|
|
|
|
|
|
Diyarbakır'da Zana depremi
Zana 70 bin kişiyi Kürtçe selamladı, Kongra-Gel'e "Ateşkesi altı ay daha bozmayın" çağrısı yaptı
Dört eski DEP'linin Diyarbakır mitinginde izdiham yaşandı. Konuşurken bir ara gözleri dolan Leyla Zana "Barış büyük yüreklerin işidir. Ben de anayım, kimse ölmesin. Sizin ayaklarınızdaki yaraya merhem olayım" dedi. Polislere telsizden sık sık "gereksiz tartışmadan kaçının" anonsu yapıldı.
*** En azından altı ay daha bu ateşkes bozulmamalı
Cezaevinden çıkan DEP'li eski milletvekilleri Diyarbakır halkıyla buluştu. Binlerce kişinin katıldığı mitingde konuşmasına Kürtçe başlayıp 'kardeşlik' için Türkçe devam eden Leyla Zana, Kongra Gel'e ateşkes çağrısı yaptı, "Barış büyük yüreklerin işidir" dedi.

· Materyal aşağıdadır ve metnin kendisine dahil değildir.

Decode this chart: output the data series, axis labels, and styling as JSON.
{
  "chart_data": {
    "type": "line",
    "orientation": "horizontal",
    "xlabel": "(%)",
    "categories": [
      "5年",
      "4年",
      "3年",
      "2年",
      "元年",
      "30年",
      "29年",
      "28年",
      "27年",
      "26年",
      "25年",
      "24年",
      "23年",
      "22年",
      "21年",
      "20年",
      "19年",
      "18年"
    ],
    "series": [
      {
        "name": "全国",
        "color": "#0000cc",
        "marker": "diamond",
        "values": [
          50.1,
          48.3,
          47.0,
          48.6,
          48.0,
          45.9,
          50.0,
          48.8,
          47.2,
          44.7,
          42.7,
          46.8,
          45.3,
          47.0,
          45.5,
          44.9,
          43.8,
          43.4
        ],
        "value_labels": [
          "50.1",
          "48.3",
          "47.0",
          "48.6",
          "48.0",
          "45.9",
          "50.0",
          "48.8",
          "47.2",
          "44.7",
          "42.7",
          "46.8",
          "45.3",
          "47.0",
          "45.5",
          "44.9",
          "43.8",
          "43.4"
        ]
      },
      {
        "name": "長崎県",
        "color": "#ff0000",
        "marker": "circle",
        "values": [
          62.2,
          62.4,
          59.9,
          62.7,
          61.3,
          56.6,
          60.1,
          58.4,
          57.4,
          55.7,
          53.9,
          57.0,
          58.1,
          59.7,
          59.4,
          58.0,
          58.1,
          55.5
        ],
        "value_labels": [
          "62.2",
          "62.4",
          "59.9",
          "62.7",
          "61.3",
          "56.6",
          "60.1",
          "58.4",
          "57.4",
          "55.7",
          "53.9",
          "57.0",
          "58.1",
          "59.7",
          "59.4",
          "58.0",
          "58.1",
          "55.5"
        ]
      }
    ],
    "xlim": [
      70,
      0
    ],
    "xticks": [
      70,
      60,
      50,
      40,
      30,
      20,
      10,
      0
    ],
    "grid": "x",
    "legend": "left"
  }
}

ANKARA Ulucanlar Cezaevi'nden Yargıtay kararıyla tahliye edilen DEP'li milletvekilleri Leyla Zana, Hatip Dicle, Orhan Doğan ve Selim Sadak 10 yıldan sonra ilk kez dün sabah Diyarbakır'a geldi. DEP'li milletvekilleri, yoğun izdiham nedeniyle hazırlanan platform yerine otobüsün üzerinden Diyarbakırlılar'a seslendi. Leyla Zana, konuşmasına başlamadan önce halkı Kürtçe selamladı ve yaklaşık 10 dakika Kürtçe konuştu. Zana konuşmasının Kürtçe bölümünde kalabalığa hitaben "Güneşin verdiği sıcaklıkta herkese sıcak merhaba. Sıcak havada ayaklarınızda yara oluştu. Sizin ayaklarınızdaki yaraya merhem olayım. Bizi 13 yıldan bu yana büyük bir sevgi ile büyüttünüz" dedi. Zana, konuşmasını Kürtçe devam ettirebileceğini söyledi, ancak 'kardeşlik' adına Türkçe devam edeceğini belirterek şöyle devam etti:
BİRBİRİMİZİ İNCİTTİK "Buradan tüm dünyaya seslenmek istiyorum. Bu coğrafyamız bir Filistin, bir Lübnan olmamalı, bir Yugoslavya hiç olmamalı. Başta ABD olmak üzere daha sonra Avrupa'ya sesleniyorum; halkları birbirine boğazlatmasınlar. Bir halk iyidir derken, diğer halkı kötülemesinler; birine el uzatırken diğerinin elini kırmasınlar, birini yanlarına çekerken öbürünü kan içinde boğmasınlar. Eğer bunları göz önünde bulundurmazlarsa bu insanlık suçundan kendileri de bir gün büyük zarar görecektir. O zaman onlar ne yapacak acaba? Kimsenin tırnağının bile kanamasını istemeyiz. Ama asla ve asla olumsuzluğu kendimize yakıştırmayız." "Bu kimliğe sahip çıkmak sizin en doğal hakkınızdır" diyen Zana, "Birtakım haklar doğuştan gelir ve kutsaldır. Tıpkı dilimiz gibi, tıpkı yaşam hakkımız gibi, tıpkı kimliğimiz gibi... Eğer bir halkın kimliği varsa, eşit ve özgürce kardeş olma hakkına sahiptir. Eşit ve özgür birer yurttaş olabilmenin çabası gerekir. Bu çabayı hep birlikte vermemiz gerekiyor. Yıllarca birbirimizi incitmişiz. Birbirimizi dışlamışız. Birbirimize hor bakmışız. Bütün bunların geçmişte kalmasını diliyorum. Uygar birer insan olabilme ve özgürce yaşayabilme onurunu taşımak istiyorum."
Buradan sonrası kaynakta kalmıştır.